Il ritorno dell’operaio poeta. Che porterà i suoi versi di lotta nel “salotto buono” della città giardino.
Sandro Sardella, operario poeta, ha cantato il lavoro e i diritti dei lavoratori attraverso la sua penna pungente, con i suoi versi potenti ed evocativi. La sua è la liricità della poesia quotidiana, il sudore della fronte che diventa parole di lotta ed emancipazione. Così, dagli anni Settanta in avanti, è nata e si è sviluppata la sua poesia. Diventando sempre più forte, sperimentando nuove forme (e accompagnandosi ad altre forme d’arte), fino ad arrivare a quella forme che si può definire “epica moderna” dei Discanti. Accanto ai quali porta avanti anche altri lavori, come l’essenzialità della poesia del Telegramma.

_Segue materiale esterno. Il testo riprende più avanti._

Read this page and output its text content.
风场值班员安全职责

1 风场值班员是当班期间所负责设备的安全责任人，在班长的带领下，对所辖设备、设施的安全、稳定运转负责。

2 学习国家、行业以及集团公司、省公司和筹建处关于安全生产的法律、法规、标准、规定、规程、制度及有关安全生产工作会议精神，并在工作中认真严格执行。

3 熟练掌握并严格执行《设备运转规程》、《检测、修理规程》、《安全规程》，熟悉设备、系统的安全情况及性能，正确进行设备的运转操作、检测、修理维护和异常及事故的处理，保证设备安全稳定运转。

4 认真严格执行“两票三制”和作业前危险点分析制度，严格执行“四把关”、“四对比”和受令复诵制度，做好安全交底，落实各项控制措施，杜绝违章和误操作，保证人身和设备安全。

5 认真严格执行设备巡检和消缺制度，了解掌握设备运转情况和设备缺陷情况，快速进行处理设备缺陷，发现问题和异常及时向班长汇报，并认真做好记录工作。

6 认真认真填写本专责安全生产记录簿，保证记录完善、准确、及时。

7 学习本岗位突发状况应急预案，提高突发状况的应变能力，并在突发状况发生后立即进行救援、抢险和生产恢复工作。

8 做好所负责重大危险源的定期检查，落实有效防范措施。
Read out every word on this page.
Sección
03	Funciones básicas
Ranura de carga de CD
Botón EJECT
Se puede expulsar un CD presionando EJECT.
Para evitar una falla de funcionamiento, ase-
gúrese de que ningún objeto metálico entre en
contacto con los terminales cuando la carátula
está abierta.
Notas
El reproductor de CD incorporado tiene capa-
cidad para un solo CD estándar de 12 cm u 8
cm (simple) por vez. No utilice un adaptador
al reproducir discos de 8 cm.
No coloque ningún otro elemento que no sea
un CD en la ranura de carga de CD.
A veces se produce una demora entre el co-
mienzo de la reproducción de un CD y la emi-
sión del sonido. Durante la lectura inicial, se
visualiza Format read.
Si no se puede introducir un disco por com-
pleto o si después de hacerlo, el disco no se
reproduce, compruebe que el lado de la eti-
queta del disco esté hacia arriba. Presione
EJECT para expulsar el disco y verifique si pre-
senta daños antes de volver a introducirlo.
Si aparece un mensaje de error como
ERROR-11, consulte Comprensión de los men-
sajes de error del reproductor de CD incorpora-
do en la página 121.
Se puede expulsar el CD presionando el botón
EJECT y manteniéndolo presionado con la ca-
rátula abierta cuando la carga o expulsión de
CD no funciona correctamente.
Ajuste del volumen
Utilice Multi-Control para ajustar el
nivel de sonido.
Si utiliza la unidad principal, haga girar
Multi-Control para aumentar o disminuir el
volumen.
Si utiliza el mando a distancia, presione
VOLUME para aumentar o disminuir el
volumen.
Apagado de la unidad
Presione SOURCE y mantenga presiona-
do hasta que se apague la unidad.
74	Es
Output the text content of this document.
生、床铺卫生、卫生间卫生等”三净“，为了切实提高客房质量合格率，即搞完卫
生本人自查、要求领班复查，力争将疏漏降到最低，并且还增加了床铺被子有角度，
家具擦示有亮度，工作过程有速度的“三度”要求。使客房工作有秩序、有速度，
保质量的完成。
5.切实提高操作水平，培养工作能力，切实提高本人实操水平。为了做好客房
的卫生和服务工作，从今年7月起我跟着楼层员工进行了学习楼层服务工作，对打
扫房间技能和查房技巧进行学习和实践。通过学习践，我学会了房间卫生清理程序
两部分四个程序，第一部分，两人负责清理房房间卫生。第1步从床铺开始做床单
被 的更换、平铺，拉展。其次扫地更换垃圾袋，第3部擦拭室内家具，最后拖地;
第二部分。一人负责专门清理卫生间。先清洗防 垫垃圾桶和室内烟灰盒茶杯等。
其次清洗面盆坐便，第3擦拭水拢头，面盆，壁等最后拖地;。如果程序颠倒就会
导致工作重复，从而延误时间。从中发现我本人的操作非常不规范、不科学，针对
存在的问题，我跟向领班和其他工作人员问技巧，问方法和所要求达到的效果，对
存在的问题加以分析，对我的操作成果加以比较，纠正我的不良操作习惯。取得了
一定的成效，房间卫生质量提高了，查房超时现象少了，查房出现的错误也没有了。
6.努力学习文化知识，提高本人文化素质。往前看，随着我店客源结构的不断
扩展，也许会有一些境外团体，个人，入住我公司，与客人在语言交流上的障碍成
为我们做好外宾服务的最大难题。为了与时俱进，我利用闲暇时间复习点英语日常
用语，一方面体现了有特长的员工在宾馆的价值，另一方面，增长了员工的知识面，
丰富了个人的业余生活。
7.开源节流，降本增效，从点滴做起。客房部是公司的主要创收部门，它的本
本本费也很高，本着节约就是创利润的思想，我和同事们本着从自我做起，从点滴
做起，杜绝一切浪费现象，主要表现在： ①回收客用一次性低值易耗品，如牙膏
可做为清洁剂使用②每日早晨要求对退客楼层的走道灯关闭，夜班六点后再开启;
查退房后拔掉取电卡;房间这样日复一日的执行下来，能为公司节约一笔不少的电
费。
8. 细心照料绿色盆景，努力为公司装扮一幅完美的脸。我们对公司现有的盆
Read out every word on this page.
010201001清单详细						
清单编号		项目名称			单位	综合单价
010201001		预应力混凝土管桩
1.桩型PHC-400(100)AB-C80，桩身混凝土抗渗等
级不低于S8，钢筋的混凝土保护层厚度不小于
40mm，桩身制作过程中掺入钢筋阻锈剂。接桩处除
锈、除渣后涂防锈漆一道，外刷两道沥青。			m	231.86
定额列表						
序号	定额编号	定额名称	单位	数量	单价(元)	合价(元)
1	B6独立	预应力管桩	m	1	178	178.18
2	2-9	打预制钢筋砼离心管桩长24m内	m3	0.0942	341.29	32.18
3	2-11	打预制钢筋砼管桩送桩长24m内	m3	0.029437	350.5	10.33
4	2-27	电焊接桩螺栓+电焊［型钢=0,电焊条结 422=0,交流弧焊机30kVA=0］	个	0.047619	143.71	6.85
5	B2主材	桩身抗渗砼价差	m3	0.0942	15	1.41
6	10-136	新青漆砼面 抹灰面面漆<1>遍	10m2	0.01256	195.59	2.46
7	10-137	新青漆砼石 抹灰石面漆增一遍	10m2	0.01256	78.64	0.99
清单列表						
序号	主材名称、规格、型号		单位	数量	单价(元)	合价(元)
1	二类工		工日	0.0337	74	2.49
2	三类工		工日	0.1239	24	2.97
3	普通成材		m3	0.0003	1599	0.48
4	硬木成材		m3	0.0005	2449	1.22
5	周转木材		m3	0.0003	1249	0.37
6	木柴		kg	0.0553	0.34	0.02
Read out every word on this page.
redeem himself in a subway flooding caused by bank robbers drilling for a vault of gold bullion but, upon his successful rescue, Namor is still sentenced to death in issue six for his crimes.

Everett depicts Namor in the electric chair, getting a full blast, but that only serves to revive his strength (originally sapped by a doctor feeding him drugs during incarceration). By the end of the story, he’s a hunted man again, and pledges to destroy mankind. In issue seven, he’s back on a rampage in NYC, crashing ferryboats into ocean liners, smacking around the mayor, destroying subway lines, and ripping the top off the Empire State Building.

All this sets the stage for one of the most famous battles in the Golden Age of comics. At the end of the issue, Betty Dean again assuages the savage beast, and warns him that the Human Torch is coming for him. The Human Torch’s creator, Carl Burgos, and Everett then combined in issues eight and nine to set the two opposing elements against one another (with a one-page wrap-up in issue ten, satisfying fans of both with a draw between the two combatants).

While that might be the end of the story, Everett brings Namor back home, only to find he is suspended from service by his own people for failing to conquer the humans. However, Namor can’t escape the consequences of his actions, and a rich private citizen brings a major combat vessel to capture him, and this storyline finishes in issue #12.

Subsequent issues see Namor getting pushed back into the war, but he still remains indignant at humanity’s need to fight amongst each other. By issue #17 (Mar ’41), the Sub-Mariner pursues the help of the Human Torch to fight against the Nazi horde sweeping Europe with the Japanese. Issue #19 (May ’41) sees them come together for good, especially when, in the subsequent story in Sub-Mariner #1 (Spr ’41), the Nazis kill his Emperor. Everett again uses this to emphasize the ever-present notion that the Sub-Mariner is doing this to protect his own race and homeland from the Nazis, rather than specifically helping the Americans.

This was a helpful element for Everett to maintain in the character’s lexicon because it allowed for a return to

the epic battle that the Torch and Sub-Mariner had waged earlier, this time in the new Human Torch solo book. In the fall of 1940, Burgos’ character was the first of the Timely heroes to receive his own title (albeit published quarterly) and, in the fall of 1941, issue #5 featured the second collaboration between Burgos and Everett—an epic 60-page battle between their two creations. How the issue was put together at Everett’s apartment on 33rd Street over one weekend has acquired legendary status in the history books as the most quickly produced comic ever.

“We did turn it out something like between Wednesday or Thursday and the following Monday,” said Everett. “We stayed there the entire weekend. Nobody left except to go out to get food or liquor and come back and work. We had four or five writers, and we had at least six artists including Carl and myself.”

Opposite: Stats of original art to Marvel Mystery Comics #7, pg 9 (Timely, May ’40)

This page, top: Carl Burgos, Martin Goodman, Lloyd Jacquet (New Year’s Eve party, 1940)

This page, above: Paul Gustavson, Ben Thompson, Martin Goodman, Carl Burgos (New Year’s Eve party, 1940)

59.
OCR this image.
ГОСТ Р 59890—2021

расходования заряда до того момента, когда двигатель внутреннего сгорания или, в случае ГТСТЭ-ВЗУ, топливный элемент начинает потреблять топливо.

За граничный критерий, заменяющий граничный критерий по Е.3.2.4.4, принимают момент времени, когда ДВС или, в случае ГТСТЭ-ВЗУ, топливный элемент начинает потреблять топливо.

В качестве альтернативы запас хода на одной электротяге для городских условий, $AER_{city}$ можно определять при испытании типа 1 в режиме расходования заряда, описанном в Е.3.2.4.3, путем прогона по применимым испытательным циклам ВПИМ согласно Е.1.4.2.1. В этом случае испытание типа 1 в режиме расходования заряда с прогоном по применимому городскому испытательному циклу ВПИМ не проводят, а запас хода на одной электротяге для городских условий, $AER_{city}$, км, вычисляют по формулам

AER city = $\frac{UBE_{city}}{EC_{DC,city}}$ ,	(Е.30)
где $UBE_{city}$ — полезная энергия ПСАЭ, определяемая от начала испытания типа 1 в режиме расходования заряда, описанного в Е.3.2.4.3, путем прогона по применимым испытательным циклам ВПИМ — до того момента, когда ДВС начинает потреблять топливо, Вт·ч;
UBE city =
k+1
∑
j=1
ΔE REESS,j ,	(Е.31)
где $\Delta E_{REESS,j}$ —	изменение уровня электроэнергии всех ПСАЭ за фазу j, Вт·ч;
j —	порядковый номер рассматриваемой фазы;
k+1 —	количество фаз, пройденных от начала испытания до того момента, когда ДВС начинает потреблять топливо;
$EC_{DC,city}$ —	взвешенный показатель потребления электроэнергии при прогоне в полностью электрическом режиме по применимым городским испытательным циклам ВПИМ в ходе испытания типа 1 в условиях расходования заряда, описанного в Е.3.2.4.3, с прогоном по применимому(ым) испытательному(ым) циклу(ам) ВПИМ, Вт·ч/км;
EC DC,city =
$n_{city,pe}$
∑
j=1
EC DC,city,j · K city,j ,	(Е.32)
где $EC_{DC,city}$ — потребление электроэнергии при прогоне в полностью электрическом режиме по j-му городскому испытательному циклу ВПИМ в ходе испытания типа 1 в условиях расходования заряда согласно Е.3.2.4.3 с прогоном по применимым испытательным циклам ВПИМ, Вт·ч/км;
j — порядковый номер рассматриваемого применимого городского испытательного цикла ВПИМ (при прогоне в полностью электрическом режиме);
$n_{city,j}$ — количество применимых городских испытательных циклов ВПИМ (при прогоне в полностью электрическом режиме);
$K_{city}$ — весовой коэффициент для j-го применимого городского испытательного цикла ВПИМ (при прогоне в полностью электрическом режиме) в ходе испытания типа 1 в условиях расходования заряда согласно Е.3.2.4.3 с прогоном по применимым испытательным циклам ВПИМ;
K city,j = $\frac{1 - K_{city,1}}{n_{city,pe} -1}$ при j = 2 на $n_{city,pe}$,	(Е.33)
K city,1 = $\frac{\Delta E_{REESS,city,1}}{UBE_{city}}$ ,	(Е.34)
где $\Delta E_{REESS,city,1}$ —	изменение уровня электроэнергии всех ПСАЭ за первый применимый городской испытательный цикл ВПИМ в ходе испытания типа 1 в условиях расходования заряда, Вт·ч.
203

Essenziale, ma pungente. Le parole di Sardella colpiscono sempre l’obiettivo. E fanno nascere quel sentimento che chiede rivoluzione.
Ecco alcuni passaggi dell’ultimo libro del poeta:
9 Il lavoro significa libertà
un prurito al piede destro e
scarpe bianche del tennis
schiacciata una merda.
10 L’Italia furba incognita
tutte le domeniche
voci in giro di ragazzine
petizioni al pifferaio impiallacciato.
14 Parla attarverso il megafono sofferente
un testa-casco incarbonato
m’ha tolto il fiato
l’odore del lavoro
Sandro Sardella, nome noto della poesia italiana e tra i finalisti del recente Expoetryslam della casa editrice abrigliasciolta, sarà ospite quindi venerdì 18 aprile alle 18.30 alla Libreria del Corso, in corso Matteotti, a Varese. Leggerà alcune poesia tratte dal suo ultimo libro, “Telegramma”. Nell’occasione saranno allestite in vetrina anche delle opere visive di Vito Scamarcia, con il quale è stato realizzato il libro.